Monday, November 17, 2008

A Big Pill

Although I never cared much for Ron Paul on a lot of issues, his former economic advisor Peter Schiff was spot freaking on in 2006:
Whether it starts in 07 or 08 I think is immaterial. I also think its going to also not just for quarters but for years. The basic problem with the US economy is we have too much consumption and borrowing and not enough production and savings and what’s going to happen is the American consumer is basically going to stop consuming and start rebuilding his savings especially when he sees his home equity evaporate.

And when you have the Economy 70% consumption you can’t address those imbalances without a recession. Rather than the recession being resisted, it should really be embraced because the disease is all this debt financed consumption. The cure is that we stop consuming and start saving and producing again, and that’s a recession. Sometimes medicine tastes bad but you gotta swallow it.

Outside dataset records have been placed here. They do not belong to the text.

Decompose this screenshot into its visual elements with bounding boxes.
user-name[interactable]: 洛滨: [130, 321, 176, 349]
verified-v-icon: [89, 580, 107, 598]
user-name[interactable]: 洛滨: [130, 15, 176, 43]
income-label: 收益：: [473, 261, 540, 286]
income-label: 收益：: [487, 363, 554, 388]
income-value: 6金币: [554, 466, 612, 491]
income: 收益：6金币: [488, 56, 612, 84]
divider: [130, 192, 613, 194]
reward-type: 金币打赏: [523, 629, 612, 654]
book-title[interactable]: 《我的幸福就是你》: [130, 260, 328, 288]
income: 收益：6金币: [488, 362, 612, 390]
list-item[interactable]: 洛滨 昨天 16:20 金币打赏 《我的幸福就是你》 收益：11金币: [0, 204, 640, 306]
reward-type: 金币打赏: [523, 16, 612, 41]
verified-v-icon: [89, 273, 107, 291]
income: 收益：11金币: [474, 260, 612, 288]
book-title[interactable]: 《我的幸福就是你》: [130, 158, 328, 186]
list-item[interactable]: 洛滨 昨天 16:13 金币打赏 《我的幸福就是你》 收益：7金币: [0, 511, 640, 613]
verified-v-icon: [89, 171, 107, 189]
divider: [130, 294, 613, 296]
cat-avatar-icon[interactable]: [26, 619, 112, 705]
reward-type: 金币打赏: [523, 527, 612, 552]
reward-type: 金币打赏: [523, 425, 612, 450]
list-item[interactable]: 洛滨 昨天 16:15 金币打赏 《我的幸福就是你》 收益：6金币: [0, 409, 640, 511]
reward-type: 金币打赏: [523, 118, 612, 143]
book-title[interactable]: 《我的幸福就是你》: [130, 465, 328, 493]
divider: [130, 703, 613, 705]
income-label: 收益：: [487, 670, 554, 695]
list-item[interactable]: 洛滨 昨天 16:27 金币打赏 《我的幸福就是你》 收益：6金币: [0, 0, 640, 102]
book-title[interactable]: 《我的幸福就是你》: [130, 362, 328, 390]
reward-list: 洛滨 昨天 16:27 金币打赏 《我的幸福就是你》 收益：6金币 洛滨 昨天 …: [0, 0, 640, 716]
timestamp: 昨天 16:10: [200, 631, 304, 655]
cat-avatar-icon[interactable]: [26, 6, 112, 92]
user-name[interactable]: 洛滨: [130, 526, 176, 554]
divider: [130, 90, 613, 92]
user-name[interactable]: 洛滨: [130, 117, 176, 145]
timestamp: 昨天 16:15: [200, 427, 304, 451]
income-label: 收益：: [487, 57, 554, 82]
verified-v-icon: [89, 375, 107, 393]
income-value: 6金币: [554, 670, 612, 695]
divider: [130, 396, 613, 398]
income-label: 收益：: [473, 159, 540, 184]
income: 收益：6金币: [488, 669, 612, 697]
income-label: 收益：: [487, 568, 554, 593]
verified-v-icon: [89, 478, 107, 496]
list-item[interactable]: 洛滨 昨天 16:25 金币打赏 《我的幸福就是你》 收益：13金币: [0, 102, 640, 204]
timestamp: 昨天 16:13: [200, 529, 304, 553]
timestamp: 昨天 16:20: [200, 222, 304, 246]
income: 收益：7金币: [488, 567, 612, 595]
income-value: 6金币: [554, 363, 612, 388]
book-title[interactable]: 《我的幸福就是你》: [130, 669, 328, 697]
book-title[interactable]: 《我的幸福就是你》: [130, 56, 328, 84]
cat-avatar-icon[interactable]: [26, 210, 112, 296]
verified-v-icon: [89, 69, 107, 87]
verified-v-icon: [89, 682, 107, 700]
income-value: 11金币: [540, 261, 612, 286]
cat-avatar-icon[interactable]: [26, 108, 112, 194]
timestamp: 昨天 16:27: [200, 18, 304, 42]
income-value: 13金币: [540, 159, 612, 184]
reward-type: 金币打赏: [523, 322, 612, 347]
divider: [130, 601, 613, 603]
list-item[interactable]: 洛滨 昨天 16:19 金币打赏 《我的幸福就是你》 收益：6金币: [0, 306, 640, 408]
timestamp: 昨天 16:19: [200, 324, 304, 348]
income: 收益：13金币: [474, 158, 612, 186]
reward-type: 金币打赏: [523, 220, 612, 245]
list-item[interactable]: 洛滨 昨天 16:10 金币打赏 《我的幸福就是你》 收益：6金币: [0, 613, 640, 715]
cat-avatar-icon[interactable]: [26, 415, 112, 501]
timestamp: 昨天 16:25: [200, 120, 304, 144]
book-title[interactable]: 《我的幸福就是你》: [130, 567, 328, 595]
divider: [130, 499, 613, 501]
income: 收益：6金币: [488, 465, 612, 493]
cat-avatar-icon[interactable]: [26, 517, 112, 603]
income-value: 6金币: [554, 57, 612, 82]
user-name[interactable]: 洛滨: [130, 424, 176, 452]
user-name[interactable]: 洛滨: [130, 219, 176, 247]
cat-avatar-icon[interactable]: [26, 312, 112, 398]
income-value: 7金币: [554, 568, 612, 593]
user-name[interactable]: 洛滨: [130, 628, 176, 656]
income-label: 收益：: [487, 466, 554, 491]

To which our newly ordained Dear Leader says:

The government will do ``whatever it takes'' to revive the economy, Obama said. That means ``we shouldn't worry about the deficit next year or even the year after,'' he said, adding that in the short term, ``the most important thing is that we avoid a deepening recession.''


I don’t know if this is the most prudent course of action, later on in the video Schiff makes the case that we need to get the deficits under control, otherwise inflation will explode and do more damage than to the economy than any correction. Unfortunately as spot on as Schiff was, I think that people will continue to ignore him at our peril.

No one wants to acknowledge the hard truth that we have collectively been living beyond our means for the past 20 years, it will only get harder to correct this imbalance the longer we allow it to continue.